Règles allégées de passation pour les contrats de concession portant sur une activité d’opérateur de réseau et conditions de participation d’une personne publique à la mise en concurrence

Paru dans le N°281 - 10 octobre 2019
Commande publique

Dans le cadre d’une mise en concurrence visant à concéder le service public local de distribution de l’eau potable, la communauté de commune de l’Ile-Rousse-Balagne (CCIRB) a décidé d’attribuer le contrat à l’office d’équipement hydraulique de Corse (OEHC), établissement public industriel et commercial de la collectivité territoriale de Corse, par ailleurs seul chargé de la mission de service public de captage et de traitement de l’eau en Corse.

Saisi en référé par un concurrent évincé, la société des eaux de Corse, le tribunal administratif a annulé la procédure de passation sur le moyen d’un défaut de hiérarchisation des critères de sélection des offres. Le conseil d’Etat, saisi en cassation, annule l’ordonnance en raison d’une erreur de droit. En effet, les concessions relatives à la mise à disposition, à l'exploitation ou à l'alimentation de réseaux fixes destinés à fournir un service au public dans le domaine de la production, du transport ou de la distribution d'eau potable sont, en vertu des dispositions alors applicable de l’article 10 du décret n° 2016-86 du 1er février 2016, soumises au régime allégé du I de l’article 27 du même décret. Pour ces catégories de concessions, celui-ci ne prévoit pas d’obligation de hiérarchiser les critères d’attribution dans l’avis de publicité, dans l’invitation à présenter une offre ou dans tout autre document de la consultation, et ce quel que soit le montant estimé du contrat.

Eu égard aux autres moyens soulevés dans l’espèce quant aux conditions de participation d’opérateurs économiques personnes morales de droit public à de telles mises en concurrence, le conseil d’Etat a décidé de régler l’affaire au fond pour rappeler sa jurisprudence en la matière.

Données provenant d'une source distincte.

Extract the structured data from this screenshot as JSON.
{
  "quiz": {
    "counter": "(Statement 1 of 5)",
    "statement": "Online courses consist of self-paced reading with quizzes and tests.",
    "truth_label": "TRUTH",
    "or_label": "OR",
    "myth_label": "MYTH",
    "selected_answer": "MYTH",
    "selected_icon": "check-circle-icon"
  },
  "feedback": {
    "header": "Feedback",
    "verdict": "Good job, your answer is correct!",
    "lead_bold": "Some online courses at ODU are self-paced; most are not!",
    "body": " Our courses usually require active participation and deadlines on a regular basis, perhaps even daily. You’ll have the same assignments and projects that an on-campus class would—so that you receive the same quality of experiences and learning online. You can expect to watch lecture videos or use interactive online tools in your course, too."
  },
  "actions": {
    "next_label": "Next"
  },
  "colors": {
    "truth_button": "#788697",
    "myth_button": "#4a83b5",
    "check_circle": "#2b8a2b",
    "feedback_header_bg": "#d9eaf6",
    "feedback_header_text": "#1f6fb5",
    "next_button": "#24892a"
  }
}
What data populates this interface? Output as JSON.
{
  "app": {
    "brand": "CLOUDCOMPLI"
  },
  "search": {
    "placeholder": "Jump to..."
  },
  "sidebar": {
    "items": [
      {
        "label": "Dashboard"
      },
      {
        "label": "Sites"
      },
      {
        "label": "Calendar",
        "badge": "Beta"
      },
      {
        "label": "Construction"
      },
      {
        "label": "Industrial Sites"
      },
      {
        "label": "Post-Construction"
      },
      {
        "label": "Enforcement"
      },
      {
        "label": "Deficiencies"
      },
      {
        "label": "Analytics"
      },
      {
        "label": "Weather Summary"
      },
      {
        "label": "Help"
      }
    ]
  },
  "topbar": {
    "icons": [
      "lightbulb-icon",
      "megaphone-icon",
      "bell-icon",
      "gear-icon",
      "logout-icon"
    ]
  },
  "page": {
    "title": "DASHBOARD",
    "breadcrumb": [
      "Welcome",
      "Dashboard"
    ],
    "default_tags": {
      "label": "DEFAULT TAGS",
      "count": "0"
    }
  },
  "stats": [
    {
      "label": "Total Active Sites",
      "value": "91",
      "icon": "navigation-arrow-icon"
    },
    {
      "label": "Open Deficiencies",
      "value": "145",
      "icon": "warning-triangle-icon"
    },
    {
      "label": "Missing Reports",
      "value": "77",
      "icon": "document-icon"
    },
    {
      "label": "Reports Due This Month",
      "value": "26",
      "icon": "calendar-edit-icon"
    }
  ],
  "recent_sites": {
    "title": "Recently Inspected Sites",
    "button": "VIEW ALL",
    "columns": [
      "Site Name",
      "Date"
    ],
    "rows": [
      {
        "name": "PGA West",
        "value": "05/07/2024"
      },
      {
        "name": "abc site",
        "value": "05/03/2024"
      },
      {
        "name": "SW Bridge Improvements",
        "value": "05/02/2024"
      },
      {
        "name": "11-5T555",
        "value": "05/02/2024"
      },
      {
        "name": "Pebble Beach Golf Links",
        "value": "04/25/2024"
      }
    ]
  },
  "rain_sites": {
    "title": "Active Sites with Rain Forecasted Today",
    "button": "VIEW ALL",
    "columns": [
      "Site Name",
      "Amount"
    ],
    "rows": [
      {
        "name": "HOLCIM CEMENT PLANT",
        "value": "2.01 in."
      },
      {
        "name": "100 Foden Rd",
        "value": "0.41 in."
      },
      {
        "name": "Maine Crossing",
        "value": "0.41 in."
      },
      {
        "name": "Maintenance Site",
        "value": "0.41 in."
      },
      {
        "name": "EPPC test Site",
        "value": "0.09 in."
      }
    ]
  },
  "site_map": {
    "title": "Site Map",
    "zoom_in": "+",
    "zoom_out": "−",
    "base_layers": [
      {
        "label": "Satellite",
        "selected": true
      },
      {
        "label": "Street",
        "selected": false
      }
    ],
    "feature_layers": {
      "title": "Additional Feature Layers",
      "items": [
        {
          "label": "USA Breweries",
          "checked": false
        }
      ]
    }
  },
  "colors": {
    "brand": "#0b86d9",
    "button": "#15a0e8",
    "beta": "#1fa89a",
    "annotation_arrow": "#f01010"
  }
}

Une personne morale de droit public peut se porter candidate à un contrat de la commande publique pour autant que l’exécution de ce contrat entre dans le champ de sa compétence, que s’agissant d’un établissement public elle ne méconnaîtrait pas le principe de spécialité, et que l’offre de la personne publique prend bien en compte l’ensemble des coûts exposés de manière à ne pas fausser les conditions de la concurrence(1). La candidature d'un établissement public à un contrat de concession n'est pas soumise à la condition de l'existence d'un intérêt public local(2).

S’agissant en particulier de l’égalité des conditions de la concurrence, lorsqu'une personne publique est candidate à l'attribution d'un contrat de concession, il appartient à l'autorité concédante, dès lors que l'équilibre économique de l'offre de cette personne publique diffère substantiellement de celui des offres des autres candidats, de s'assurer, en demandant la production des documents nécessaires, que l'ensemble des coûts directs et indirects a été pris en compte pour la détermination de cette offre, afin que ne soient pas faussées les conditions de la concurrence.

Il incombe au juge du référé précontractuel, saisi d'un moyen en ce sens, de vérifier que le contrat n'a pas été attribué à une personne publique qui a présenté une offre qui, faute de prendre en compte l'ensemble des coûts exposés, a faussé les conditions de la concurrence.

Dans le cas d’espèce, la circonstance que l’attributaire de la concession de distribution des eaux devait acheter l’intégralité de l’eau à distribuer à l’OEHC alors que ce dernier était candidat à la concession n’était pas de nature à fausser les conditions de la mise en concurrence dès lors que chaque candidat, y compris l’OEHC, devait bien prendre en compte, dans son offre, le même prix d’achat de l’eau.